Six "moderate" level quakes came over the weekend, including a magnitude-4 shake recorded 5km southeast of Seddon.
Scientists expect to see thousands more shakes as a result of this sequence, possibly lasting months.
Previously, they normally recorded about two significant earthquakes a year in the region.
It was believed the quakes were on a previously unknown offshore extension of the London Hills Fault, running from near Ward and entering Cook Strait between Lake Grassmere and Cape Campbell.
Scientists suspect this fault is a "strike-slip fault", where each side slides past the other without uplift and down-thrust.
But it is also possible the source may be an independent underwater fault structure.
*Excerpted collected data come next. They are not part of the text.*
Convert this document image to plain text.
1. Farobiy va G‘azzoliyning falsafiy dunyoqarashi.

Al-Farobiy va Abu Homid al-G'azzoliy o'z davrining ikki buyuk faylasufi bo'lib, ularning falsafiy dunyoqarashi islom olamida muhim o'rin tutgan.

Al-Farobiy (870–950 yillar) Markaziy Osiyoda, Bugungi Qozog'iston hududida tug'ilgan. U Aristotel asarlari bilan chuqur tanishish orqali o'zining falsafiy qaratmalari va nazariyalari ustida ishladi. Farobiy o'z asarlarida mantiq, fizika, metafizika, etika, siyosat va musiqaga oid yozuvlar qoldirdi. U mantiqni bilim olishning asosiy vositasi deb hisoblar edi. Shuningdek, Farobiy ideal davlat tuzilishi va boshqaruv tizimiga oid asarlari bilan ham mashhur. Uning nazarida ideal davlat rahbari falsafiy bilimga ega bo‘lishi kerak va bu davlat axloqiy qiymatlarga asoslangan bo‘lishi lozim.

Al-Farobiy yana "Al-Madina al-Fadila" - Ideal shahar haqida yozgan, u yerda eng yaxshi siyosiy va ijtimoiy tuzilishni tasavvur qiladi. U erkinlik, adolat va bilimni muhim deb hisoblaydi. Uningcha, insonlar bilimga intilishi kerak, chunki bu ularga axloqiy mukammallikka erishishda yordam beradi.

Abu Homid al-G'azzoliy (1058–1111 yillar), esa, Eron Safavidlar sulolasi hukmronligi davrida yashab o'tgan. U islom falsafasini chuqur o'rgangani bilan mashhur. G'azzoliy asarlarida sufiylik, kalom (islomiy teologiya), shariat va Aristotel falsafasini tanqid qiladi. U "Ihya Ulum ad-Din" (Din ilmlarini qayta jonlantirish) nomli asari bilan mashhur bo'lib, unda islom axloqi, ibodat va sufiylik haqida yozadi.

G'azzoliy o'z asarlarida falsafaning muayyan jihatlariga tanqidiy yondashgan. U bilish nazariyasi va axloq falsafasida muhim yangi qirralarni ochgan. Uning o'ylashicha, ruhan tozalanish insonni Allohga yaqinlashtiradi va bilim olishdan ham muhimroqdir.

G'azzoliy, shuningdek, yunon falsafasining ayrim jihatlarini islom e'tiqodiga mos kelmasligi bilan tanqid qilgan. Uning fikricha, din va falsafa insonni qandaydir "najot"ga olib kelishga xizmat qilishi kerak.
"It's an interesting game, to try to link into onshore active fault lines that are known," GNS seismologist Dr Caroline Holden said.
"I don't think we can do that at the moment, and there is quite a bit of debate if it's even an offshore extension of the onshore faults.
"But we can see the structure and we can also see the secondary structure involved.
"We don't have a name for it - at the moment it's just the Cook Strait fault line."
Cook Strait and its coastlines had many known active faults, among them the Awatere Fault which produced a large earthquake in 1848, and the Wellington Fault running through Wellington and the Hutt Valley.
But there didn't appear to be any link with these so far. Dr Holden said out of the hundreds of quakes, none had registered on the Wellington Fault.